Of course this activity is not unique to Montreal but I wish chartable organisations and governments the world over could do more to help these ladies. As I thought about them and the less than salubrious neighbourhood in which I stayed it reinforced how lucky I am. While I like to think that I’m a well grounded person the benefits arising from the combination of hard work and opportunity has afforded me a modicum of privilege which creates a distance between those who are less fortunate. It was a good and well timed reminder.

Later that day I took an overpriced coach tour that brought me through the city for three hours. Despite the price tag I enjoyed, albeit a little more humble, learning of the city’s history. The white elephant of the Olympic Stadium whose tower was only completed ten years after the Games and the retractable roof which never worked. Naturally on these tours you see a lot of churches including St Patrick’s that was designed by an English Protestant, Basilique Marie Reine, which is a one third, scaled replica of St Peters Basilique but my favourite was St Joseph’s Oratory. A church that sits on top of a hill whose grandiose exterior belies the simplicity of it’s interior. Church architecture has always held my interest and the interior of this church impressed with its simple form and absence of both frescos and ornate artwork. The church is the largest in Canada and was the brainchild of the 20 year old emigrant priest. I saw in it the emigrant diaspora, of humble beginnings yet ambitions for the future which also extended to the clergy.

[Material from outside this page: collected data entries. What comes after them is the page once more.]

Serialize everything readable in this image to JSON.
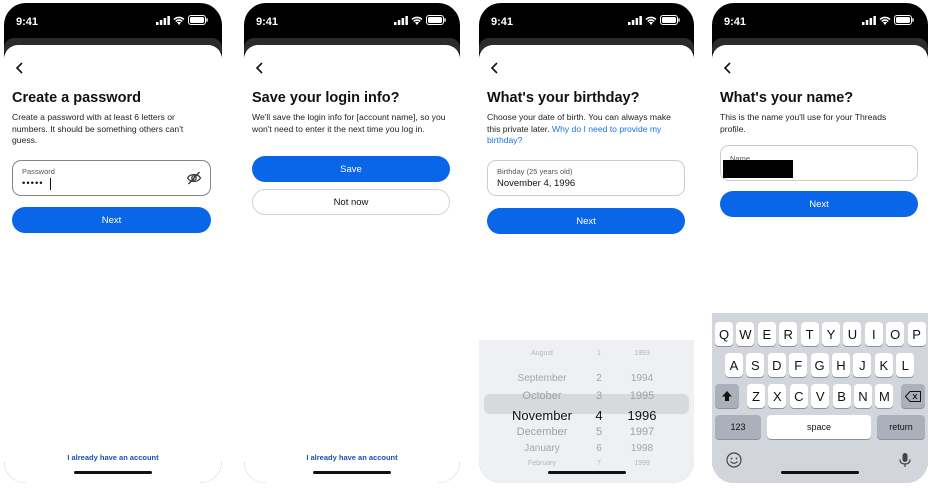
{
  "status_time": "9:41",
  "footer_link": "I already have an account",
  "screen1": {
    "title": "Create a password",
    "description": "Create a password with at least 6 letters or numbers. It should be something others can't guess.",
    "field_label": "Password",
    "field_value": "•••••",
    "next_label": "Next"
  },
  "screen2": {
    "title": "Save your login info?",
    "description": "We'll save the login info for [account name], so you won't need to enter it the next time you log in.",
    "save_label": "Save",
    "not_now_label": "Not now"
  },
  "screen3": {
    "title": "What's your birthday?",
    "description": "Choose your date of birth. You can always make this private later.",
    "help_link": "Why do I need to provide my birthday?",
    "field_label": "Birthday (25 years old)",
    "field_value": "November 4, 1996",
    "next_label": "Next",
    "picker_rows": [
      {
        "month": "August",
        "day": "1",
        "year": "1993"
      },
      {
        "month": "September",
        "day": "2",
        "year": "1994"
      },
      {
        "month": "October",
        "day": "3",
        "year": "1995"
      },
      {
        "month": "November",
        "day": "4",
        "year": "1996"
      },
      {
        "month": "December",
        "day": "5",
        "year": "1997"
      },
      {
        "month": "January",
        "day": "6",
        "year": "1998"
      },
      {
        "month": "February",
        "day": "7",
        "year": "1999"
      }
    ]
  },
  "screen4": {
    "title": "What's your name?",
    "description": "This is the name you'll use for your Threads profile.",
    "field_label": "Name",
    "next_label": "Next",
    "keyboard": {
      "row1": [
        "Q",
        "W",
        "E",
        "R",
        "T",
        "Y",
        "U",
        "I",
        "O",
        "P"
      ],
      "row2": [
        "A",
        "S",
        "D",
        "F",
        "G",
        "H",
        "J",
        "K",
        "L"
      ],
      "row3": [
        "Z",
        "X",
        "C",
        "V",
        "B",
        "N",
        "M"
      ],
      "numbers_label": "123",
      "space_label": "space",
      "return_label": "return"
    }
  }
}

For much of the rest of the time in Montreal I hung out with the crew I’d met in the karaoke bar: Carolyne, Catherine, Alain, Max and Marc-André. While I’ve meet some great people along the way and enjoyed their company, the interaction has mostly been short in duration either because of my own travel or simply no natural follow on. I’m glad to say these are first new friends I’ve meet on this trip. We had a few great nights on the beer, lunches and I was allowed the privilege of cooking a BBQ one evening, having boasted about my grill prowess. Shame I overcooked the spinach though. And Catherine kindly invited me to her birthday dinner also. An additional benefit of hanging out with my new friends was that it allowed me not to visit any Irish Pubs! I also tagged along to a Canadian Corn Party which one of their friends hosted. The theme reminded me somewhat of a Swedish Crayfish Party, were instead of honouring the crustacean homage for a good harvest is given to this yellow vegetable on the cob. And like the Swedish counterpart songs are encouraged. Jean-Eric the host impressed with three witty campfire songs. It really is remarkable how someone can hold court at a party by simply singing a tune. I was somewhat envious and made a mental note to correct this gap in my CV. The karaoke commitment is a good first step and surprisingly a great way to meet people.

After a week and a half it was time to move on. Before leaving the guesthouse I called in on Victorio the owner and Paul the caretaker. The former told me his story of growing up in Beirut as a young child, as an adult in Italy and of his gambling days in Canada before he redeemed himself and now owns a number of properties and convenience stores. His offer to call upon if I was in any kind of trouble was genuine and appreciated. As for Paul, despite his cancer (which Doctors said he wouldn’t see Christmas) he checked with me each day to see if everything was ok and if I needed anything. Glad I left him a generous tip to buy a couple of drinks. He helped to carry my luggage to the bike and his “I’ll see you next year when you come back” was more than just a hospitable farewell but rather a statement of his own hope. A handshake seemed derisory so I gave him a hug and said “I’d like that too”. As I drove off, I noticed his courage and bravery was infectious and I left feeling better about myself and the world in general.

My first ever visit to Canada was superb and definitely worth revisiting Montreal and its enviers. Lot’s to see and do in the city, where the people are honest and friendly and I’ve met some smashing friends. Merci beaucoup Quebec.